Dans le beau film de Bertrand Tavernier « La Vie et Rien d’Autre » dont l’action se déroule au sortir de la guerre, le Commandant Dellaplane, submergé par sa tâche de comptabiliser les disparus et de renseigner les familles en quête, renonce finalement à son travail.
Il conclut :
« J’ai aussi renoncé à mes calculs. Cependant, j’ai pu auparavant établir que – par comparaison avec le temps mis par les troupes victorieuses à descendre les Champs-Elysées (environ trois heures je crois) et dans les mêmes conditions de vitesse de marche et de formations réglementaires – le défilé des pauvres morts de cette inexpiable folie n’aurait pas pris moins de onze jours et onze nuits ! ».
Souvenons-nous du courage de ces soldats, des souffrances endurées par toutes les familles.
Soyons vigilants et ayons la volonté de défendre, toujours, la liberté, la fraternité et la dignité humaine pour que cela nourrisse la connaissance et la réflexion des jeunes générations pour rechercher la paix.
Je terminerai en citant quatre vers d’un poème de Louis Aragon, qui combattit dans l’Aisne et en Champagne, il était de la classe 17.
« Déjà la pierre pense où votre nom s’inscrit
Déjà vous n’êtes plus qu’un mot d’or sur nos places
Déjà le souvenir de vos amours s’efface
Déjà vous n’êtes plus que pour avoir péri. »
Je vous remercie de votre attention. »
Suivirent les discours des représentants des familles Haxaire et Boutineau, du président cantonal du Souvenir français.

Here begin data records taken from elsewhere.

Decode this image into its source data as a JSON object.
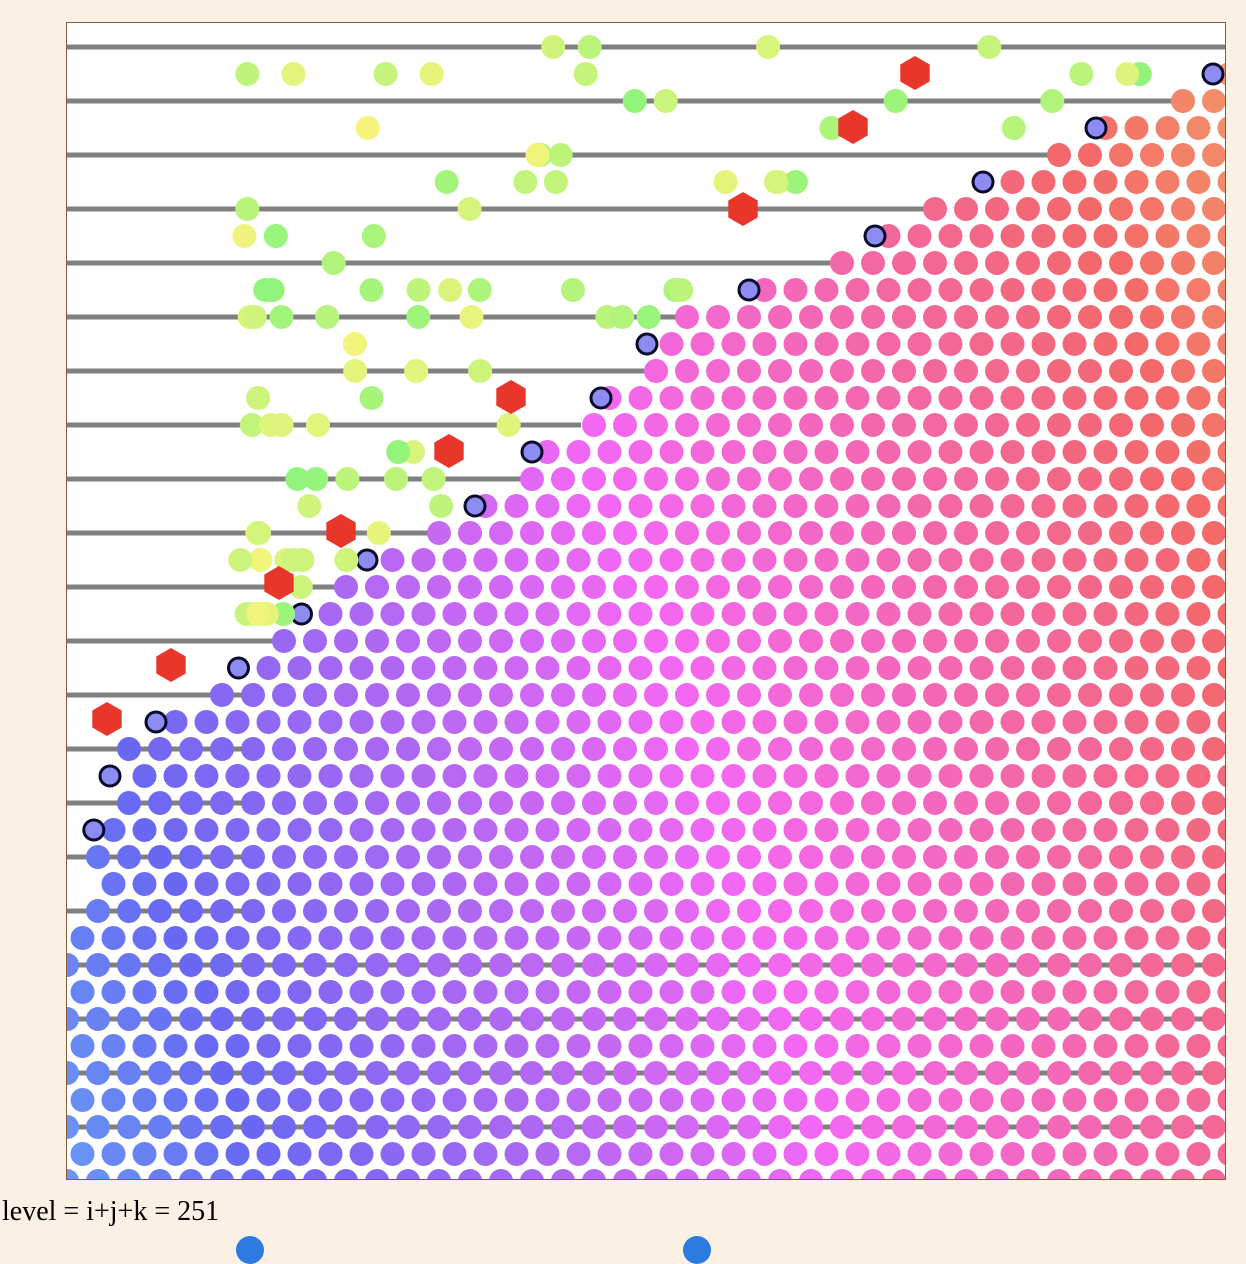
{
  "readout": {
    "label": "level = i+j+k = 251",
    "level": 251
  },
  "colors": {
    "page_background": "#faf0e4",
    "canvas_background": "#ffffff",
    "canvas_border": "#8a5a3a",
    "line": "#808080",
    "marker_red": "#e8362a",
    "ring_outline": "#0a0a2a",
    "ring_fill": "#8c8cf2",
    "slider_thumb": "#2d7be0"
  },
  "sliders": [
    {
      "name": "slider-1"
    },
    {
      "name": "slider-2"
    }
  ]
}
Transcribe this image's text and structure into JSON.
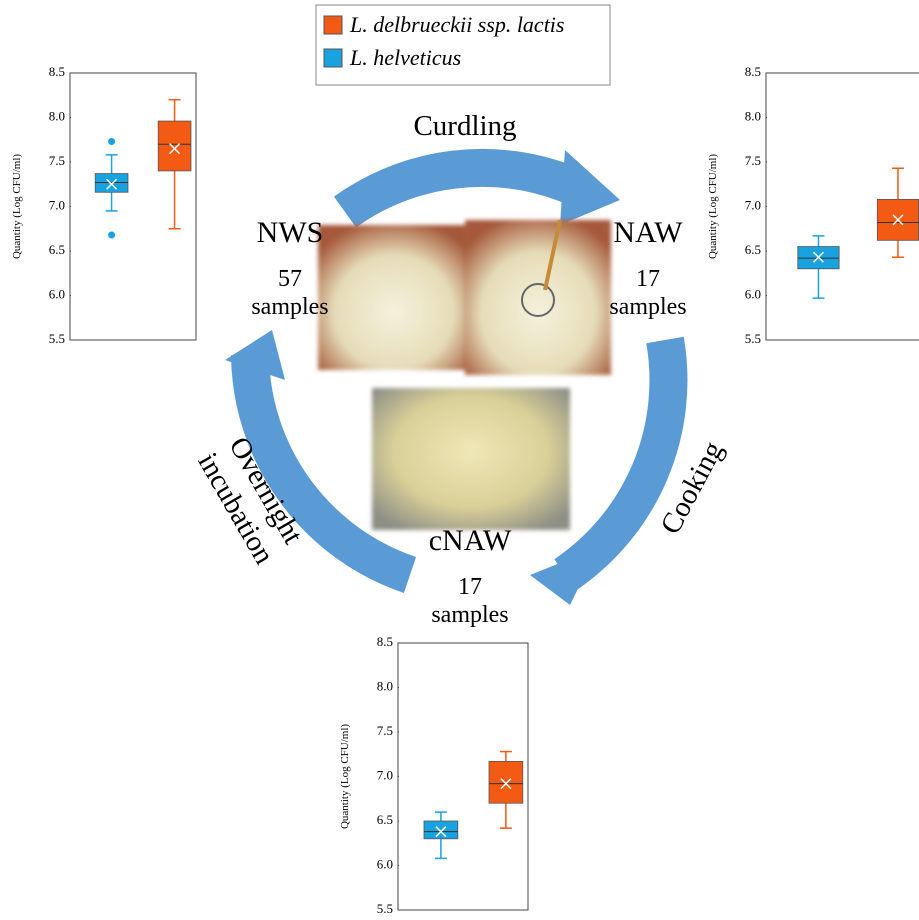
{
  "legend": {
    "items": [
      {
        "name": "L. delbrueckii ssp. lactis",
        "color": "#f35a14"
      },
      {
        "name": "L. helveticus",
        "color": "#1aa2e0"
      }
    ]
  },
  "diagram": {
    "stages": [
      {
        "name": "NWS",
        "count": "57",
        "unit": "samples"
      },
      {
        "name": "NAW",
        "count": "17",
        "unit": "samples"
      },
      {
        "name": "cNAW",
        "count": "17",
        "unit": "samples"
      }
    ],
    "steps": [
      "Curdling",
      "Cooking",
      "Overnight",
      "incubation"
    ]
  },
  "chart_data": [
    {
      "type": "box",
      "y_label": "Quantity (Log CFU/ml)",
      "ylim": [
        5.5,
        8.5
      ],
      "yticks": [
        5.5,
        {
          "value": 6,
          "label": "6.0"
        },
        6.5,
        {
          "value": 7,
          "label": "7.0"
        },
        7.5,
        {
          "value": 8,
          "label": "8.0"
        },
        8.5
      ],
      "series": [
        {
          "legend": 1,
          "low": 6.95,
          "q1": 7.16,
          "median": 7.27,
          "q3": 7.37,
          "high": 7.58,
          "mean": 7.25,
          "outliers": [
            7.73,
            6.68
          ]
        },
        {
          "legend": 0,
          "low": 6.75,
          "q1": 7.4,
          "median": 7.7,
          "q3": 7.96,
          "high": 8.2,
          "mean": 7.65,
          "outliers": []
        }
      ]
    },
    {
      "type": "box",
      "y_label": "Quantity (Log CFU/ml)",
      "ylim": [
        5.5,
        8.5
      ],
      "yticks": [
        5.5,
        {
          "value": 6,
          "label": "6.0"
        },
        6.5,
        {
          "value": 7,
          "label": "7.0"
        },
        7.5,
        {
          "value": 8,
          "label": "8.0"
        },
        8.5
      ],
      "series": [
        {
          "legend": 1,
          "low": 5.97,
          "q1": 6.3,
          "median": 6.42,
          "q3": 6.55,
          "high": 6.67,
          "mean": 6.43,
          "outliers": []
        },
        {
          "legend": 0,
          "low": 6.43,
          "q1": 6.62,
          "median": 6.82,
          "q3": 7.08,
          "high": 7.43,
          "mean": 6.85,
          "outliers": []
        }
      ]
    },
    {
      "type": "box",
      "y_label": "Quantity (Log CFU/ml)",
      "ylim": [
        5.5,
        8.5
      ],
      "yticks": [
        5.5,
        {
          "value": 6,
          "label": "6.0"
        },
        6.5,
        {
          "value": 7,
          "label": "7.0"
        },
        7.5,
        {
          "value": 8,
          "label": "8.0"
        },
        8.5
      ],
      "series": [
        {
          "legend": 1,
          "low": 6.08,
          "q1": 6.3,
          "median": 6.38,
          "q3": 6.5,
          "high": 6.6,
          "mean": 6.38,
          "outliers": []
        },
        {
          "legend": 0,
          "low": 6.42,
          "q1": 6.7,
          "median": 6.92,
          "q3": 7.17,
          "high": 7.28,
          "mean": 6.92,
          "outliers": []
        }
      ]
    }
  ]
}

Le général Jean-Claude Haxaire, petit-fils de Germain, dans son discours, n’a pas manqué de mentionner un extrait de la dernière lettre que Germain Haxaire écrivit à son père quelques jours avant sa mort exprimant sa foi dans son devoir de soldat et son esprit de sacrifice : « Combattre et vaincre pour assurer la vie de ceux qui nous suivront, combattre pour que notre passé, qui est notre orgueil, prépare l’avenir qui est notre idéal, il faut vouloir vivre et savoir mourir ».
Cette cérémonie s’est terminée par le dévoilement de la plaque dédiée à ces deux capitaines et leurs combattants.
Enfin, Didier a accompagné les familles à proximité du lieu où repose leur aïeul depuis ce 6 septembre 1916. L’émotion a été ressentie par toutes les générations présentes.